Well, I haven’t been writing because nothing was going on, but because what they were trying to do wasn’t working very well. They started trying to drill the caissons last week with the backhoe with an auger, and it just couldn’t handle the big rocks it ran into. The contractor has found someone else with a new, bigger machine who will start tomorrow or Friday. So they changed what they were doing right then and dug out behind the garage walls for the water bag, and they dug out for the foundation walls for the garage and the back wall of the house.
In the process of moving dirt for that project, they broke the water line for the backyard and upper backyard, which includes the citrus orchard, my onion and garlic patch and the chicken tap last Friday (3rd time maybe), and yesterday Ted decided to fix it with a hose that can be disconnected when they’re working. They were going to fix it, but it got really hot and we needed it done, so Ted did it.

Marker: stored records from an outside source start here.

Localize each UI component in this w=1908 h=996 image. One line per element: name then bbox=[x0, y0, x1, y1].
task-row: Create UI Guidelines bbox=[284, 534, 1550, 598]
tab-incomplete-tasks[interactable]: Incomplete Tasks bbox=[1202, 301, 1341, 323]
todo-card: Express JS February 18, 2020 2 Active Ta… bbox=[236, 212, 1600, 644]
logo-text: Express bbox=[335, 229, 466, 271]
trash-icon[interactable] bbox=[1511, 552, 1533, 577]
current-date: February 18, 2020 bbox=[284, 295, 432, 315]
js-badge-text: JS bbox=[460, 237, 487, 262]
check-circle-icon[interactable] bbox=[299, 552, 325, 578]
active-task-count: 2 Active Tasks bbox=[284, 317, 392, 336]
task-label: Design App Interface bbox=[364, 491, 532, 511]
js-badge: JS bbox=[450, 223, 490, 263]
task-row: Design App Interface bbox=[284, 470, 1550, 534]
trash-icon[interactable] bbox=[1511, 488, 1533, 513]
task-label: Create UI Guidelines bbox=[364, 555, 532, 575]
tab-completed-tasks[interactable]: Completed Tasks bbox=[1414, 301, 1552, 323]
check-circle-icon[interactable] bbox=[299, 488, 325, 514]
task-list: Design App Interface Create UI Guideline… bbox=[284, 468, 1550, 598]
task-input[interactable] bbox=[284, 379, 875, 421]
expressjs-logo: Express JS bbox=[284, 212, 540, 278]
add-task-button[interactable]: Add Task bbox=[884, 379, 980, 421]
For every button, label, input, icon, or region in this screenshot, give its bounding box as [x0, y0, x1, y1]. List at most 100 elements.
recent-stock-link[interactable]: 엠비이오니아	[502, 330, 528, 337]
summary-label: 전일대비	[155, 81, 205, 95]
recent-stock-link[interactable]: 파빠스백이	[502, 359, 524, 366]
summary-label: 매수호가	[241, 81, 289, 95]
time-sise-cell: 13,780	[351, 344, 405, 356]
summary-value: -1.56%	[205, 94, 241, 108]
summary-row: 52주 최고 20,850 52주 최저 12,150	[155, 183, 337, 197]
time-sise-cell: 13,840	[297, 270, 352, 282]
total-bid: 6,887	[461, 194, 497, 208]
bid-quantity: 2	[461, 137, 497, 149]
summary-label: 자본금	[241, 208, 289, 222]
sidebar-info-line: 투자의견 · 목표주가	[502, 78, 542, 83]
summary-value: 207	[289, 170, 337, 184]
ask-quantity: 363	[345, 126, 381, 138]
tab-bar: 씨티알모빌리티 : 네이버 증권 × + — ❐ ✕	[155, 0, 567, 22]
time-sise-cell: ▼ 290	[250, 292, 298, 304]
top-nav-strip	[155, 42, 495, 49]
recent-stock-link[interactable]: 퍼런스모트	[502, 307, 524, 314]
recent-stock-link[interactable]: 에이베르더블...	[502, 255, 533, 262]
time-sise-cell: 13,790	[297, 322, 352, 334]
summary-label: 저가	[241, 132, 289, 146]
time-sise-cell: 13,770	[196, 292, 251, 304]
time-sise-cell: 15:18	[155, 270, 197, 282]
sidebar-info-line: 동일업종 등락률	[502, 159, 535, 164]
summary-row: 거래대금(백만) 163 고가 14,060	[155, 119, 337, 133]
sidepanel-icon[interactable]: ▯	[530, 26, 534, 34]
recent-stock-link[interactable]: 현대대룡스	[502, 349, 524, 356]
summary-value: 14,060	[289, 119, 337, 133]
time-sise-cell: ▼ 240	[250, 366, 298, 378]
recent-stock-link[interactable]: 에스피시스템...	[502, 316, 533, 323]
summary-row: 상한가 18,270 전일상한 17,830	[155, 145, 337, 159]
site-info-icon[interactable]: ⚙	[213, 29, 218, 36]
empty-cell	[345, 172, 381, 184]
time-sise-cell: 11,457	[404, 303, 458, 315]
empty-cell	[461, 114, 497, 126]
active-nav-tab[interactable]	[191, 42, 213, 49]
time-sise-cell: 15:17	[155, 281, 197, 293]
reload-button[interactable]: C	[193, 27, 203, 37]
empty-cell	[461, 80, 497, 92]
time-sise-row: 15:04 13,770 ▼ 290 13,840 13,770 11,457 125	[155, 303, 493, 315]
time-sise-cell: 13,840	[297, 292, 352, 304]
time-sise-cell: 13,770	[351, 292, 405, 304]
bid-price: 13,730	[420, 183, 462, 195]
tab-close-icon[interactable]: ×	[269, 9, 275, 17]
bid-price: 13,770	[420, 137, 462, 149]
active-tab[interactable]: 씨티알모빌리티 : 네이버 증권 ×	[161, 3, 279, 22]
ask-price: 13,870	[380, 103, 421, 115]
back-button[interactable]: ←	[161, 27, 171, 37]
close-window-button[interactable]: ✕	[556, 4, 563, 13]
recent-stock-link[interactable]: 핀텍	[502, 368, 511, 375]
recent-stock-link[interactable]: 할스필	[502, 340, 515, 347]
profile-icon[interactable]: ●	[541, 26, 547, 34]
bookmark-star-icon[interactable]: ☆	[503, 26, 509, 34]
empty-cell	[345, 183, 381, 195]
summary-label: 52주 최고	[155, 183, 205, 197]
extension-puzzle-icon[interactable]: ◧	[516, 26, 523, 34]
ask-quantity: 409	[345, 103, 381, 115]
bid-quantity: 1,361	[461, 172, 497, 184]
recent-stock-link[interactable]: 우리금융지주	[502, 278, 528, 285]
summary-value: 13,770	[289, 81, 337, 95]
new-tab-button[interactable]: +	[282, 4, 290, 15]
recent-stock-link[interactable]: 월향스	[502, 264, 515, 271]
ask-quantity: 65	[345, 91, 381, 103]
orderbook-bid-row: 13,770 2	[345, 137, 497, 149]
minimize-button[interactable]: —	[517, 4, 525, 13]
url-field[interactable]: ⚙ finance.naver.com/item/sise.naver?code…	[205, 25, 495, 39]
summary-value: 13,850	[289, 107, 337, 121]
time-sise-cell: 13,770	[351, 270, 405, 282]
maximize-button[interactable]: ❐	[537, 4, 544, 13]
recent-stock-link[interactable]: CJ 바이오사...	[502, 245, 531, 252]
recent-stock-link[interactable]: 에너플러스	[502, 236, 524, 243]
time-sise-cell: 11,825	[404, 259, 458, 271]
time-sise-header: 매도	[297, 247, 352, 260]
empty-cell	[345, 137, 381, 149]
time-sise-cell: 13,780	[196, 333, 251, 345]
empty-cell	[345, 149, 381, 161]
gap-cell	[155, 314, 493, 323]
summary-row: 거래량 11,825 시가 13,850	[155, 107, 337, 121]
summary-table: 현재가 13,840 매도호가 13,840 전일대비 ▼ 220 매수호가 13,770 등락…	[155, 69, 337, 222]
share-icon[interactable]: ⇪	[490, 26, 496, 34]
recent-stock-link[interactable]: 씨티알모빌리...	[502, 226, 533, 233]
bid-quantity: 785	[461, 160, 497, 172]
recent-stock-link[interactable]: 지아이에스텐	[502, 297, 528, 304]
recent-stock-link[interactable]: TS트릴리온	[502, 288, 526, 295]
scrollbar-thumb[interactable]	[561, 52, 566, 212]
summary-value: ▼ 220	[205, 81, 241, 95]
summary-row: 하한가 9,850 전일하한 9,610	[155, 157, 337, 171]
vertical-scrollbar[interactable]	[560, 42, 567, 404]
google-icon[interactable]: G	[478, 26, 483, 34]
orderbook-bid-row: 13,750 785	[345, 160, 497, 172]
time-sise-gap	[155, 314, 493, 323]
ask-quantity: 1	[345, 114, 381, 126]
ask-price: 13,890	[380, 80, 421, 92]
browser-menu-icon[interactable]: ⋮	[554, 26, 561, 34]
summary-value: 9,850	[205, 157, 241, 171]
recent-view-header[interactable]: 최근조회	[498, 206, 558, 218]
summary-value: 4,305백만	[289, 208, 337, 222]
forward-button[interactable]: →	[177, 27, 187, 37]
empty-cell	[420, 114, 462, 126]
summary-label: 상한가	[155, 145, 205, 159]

Yesterday afternoon the foundation crew arrived and this morning $15,000 of rebar was delivered. They started carefully laying out the center lines through troughs, which had already been dug out, that will be the footings for the foundations of the house and the garage, first with string and then 2 x 4s. Next, they began adding the rebar at the bottom of the holes, the first of many pieces.
This photo shows the trenches for the new foundation that will be used to expand the garage. This photo was taken from the top of the two retaining walls, which we kept from the old garage, which will be at the back of the expanded garage. The new foundations extend out at 45 degrees from the ends of these old walls, making a shape sort of like a child’s drawing of a house: a square with a triangle on top. You can see that they have finished installing the 2x4s, which will support the rebar that extends vertically, out of the foundation, until they are embedded in concrete, for the new side walls and that they have just started on the end wall. 
The photo to the left is a view into one of these footing trenches. You can see the first grid of rebar at the bottom.

This photo shows the analogous work for the house from the east. The formwork on the right will become the base of the back wall of the house. In the foreground are some of the stacks of our very expensive rebar.
Below is some of the same area from the west. The new element here is the series of holes running off to the right. These are the caissons — large cylindrical holes, in this case, going 8′ feet into the ground that will be filled with rebar and concrete — that will hold up the gabion wall on the west side of the house.